Parrot Trading Partners LLC (PTP) executes its Calendar Condor strategy — a phrase Parrot founder Jes Santaularia coined— to provide investors with diversification and a non-correlated return stream. The strategy involves trading diagonal calendar spreads in options on the S&P 500, maintaining close to a delta neutral position.
The strategy maintains a slight bearish bias to account for the greater volatility of downward moves and to offer greater diversification from the typical long equity portfolio.
Santaularia will sell options in nearby months and buy options in the deferred months to take advantage of the greater time decay in close to the money options.
He does not care what direction the broader market is going and his strategy has proven that it does not matter. “Over the last five years when markets have gone no where, basically flat, we are up more than 110%,” Santaularia says.
Santaularia likes to compare his strategy to insurance. “There are people who want to buy short term insurance,” Santaularia says. “We sell them puts and calls in the front months and what we do to hedge our portfolio, as Warren Buffet would say, is we reinsure. To do that we buy puts and calls in deferred months. Our cost for reinsurance in the deferred months is less per day that the cost of the insurance we sell in the front months. [When you] collect that spread consistently over the course of time you generally will be profitable in the long run.”
Santaularia simply wants to consistently make an edge over time. “The cost per day is significantly more in the front months than the cost per day in the back months and that is because of the volatility skew between long dated options and short dated options,” he adds.
Santaularia says that like the insurance industry, his strategy has claims. “Insurance companies have hurricanes and tornadoes and we do too.
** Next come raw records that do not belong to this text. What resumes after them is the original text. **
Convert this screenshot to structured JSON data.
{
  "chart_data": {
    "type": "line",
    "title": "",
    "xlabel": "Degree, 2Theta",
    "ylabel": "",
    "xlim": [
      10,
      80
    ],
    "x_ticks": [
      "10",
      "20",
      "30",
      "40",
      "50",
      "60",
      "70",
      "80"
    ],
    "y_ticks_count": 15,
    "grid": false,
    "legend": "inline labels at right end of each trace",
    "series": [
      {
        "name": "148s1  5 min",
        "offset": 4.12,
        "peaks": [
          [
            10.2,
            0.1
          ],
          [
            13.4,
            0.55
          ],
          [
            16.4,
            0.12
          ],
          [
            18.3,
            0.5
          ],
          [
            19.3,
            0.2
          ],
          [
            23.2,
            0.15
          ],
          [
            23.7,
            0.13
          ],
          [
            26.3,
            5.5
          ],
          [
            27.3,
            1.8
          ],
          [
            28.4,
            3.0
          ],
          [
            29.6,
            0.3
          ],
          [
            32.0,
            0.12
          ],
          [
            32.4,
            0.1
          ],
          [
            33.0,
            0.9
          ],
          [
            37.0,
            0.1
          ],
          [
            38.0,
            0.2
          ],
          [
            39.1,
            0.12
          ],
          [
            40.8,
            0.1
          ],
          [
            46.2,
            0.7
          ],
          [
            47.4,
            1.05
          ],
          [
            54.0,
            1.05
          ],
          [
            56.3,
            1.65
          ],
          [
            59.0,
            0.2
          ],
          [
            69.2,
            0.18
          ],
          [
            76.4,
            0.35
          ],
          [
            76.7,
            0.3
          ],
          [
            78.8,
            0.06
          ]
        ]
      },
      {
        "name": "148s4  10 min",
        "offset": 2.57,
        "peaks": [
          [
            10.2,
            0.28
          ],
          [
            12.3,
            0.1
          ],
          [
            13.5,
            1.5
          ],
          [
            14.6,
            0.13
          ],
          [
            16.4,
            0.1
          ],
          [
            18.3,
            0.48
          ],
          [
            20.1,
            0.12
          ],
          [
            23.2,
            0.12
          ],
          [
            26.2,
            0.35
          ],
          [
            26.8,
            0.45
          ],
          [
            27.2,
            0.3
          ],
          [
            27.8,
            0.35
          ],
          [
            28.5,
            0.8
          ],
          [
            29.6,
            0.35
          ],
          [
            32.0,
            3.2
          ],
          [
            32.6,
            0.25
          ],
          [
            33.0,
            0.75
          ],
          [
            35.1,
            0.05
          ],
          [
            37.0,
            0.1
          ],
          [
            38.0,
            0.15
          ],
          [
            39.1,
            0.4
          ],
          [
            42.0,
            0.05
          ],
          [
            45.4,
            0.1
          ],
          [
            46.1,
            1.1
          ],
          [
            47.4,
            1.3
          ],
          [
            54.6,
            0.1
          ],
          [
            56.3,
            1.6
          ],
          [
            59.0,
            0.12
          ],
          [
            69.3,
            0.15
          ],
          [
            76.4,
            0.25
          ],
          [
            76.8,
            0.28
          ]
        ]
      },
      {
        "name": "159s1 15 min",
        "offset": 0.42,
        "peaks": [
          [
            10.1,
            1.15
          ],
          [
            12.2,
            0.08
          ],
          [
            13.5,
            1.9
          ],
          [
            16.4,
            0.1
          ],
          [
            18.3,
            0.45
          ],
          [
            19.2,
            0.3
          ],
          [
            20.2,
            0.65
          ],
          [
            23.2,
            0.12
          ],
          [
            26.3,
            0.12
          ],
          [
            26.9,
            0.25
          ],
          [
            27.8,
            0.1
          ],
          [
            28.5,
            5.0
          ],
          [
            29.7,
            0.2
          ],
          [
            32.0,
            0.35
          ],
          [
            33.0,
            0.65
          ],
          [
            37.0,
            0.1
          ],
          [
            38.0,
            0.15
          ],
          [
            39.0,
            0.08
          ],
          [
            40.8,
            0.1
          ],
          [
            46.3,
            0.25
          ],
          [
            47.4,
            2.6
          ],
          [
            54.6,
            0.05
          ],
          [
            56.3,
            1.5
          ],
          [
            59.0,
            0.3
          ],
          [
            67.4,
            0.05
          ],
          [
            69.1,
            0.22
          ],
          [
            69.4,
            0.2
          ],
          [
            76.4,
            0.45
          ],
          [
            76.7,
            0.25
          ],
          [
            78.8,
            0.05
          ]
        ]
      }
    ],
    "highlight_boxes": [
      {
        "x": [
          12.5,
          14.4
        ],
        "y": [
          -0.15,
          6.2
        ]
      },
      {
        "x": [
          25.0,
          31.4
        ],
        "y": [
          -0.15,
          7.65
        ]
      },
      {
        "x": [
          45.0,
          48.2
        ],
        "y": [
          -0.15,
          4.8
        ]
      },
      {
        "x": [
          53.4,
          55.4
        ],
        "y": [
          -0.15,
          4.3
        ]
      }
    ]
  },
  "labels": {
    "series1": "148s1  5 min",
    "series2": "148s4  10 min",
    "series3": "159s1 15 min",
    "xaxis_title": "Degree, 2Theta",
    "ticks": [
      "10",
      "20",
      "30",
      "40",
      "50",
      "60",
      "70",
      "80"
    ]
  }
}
We will have two or three of those a year. Last year it was the September/October period. In those short periods of time we will lose money but as long as we are consistently generating premium over the long-term we will be profitable.”
PTP had several claims in the last quarter of 2008. Ironically it happened in the midst of a huge bear market. Despite its bias, the strategy got caught in the upward spikes in the midst of the downward spiral, losing 23% in October and turning a fantastic year into simply a good one. The strategy returned 10.98% in 2008. Perhaps more ironic is that PTP had its best year, 63.24% in 2007, when equity markets set their all time high.
Santaularia attributes this to the unique benefits of options. He says that options are the only instrument that can produce positive returns in an up market with the negative delta/negative beta positions his program maintains. “You can’t do it with any other instrument because if you are negative it will go directly against you. The option buyer has to be right three dimensionally: he has to be right on direction, he has to right on timing and he has to be right on price. We are net option sellers and that is why we were profitable in 2007.”
Jes spends much of his time in Florida though PTP is still based in Lawrence Ks. and has a satellite office in Denver where Charlie Santaularia, Jes’ son and a principle at PTP, works on marketing and back office functions.
The program has not fully recovered from the drawdown that started in September of 2008 but that does not worry Santaularia. “Our goal is to be profitable every year and to beat the [S&P 500] by 500 basis points, and over the course of time we have done a pretty good job of that,” he says. The program has produced a compound annual return of 18.63% since April 2004, a period which saw the S&P 500 produce a compound annual return of -2.96%.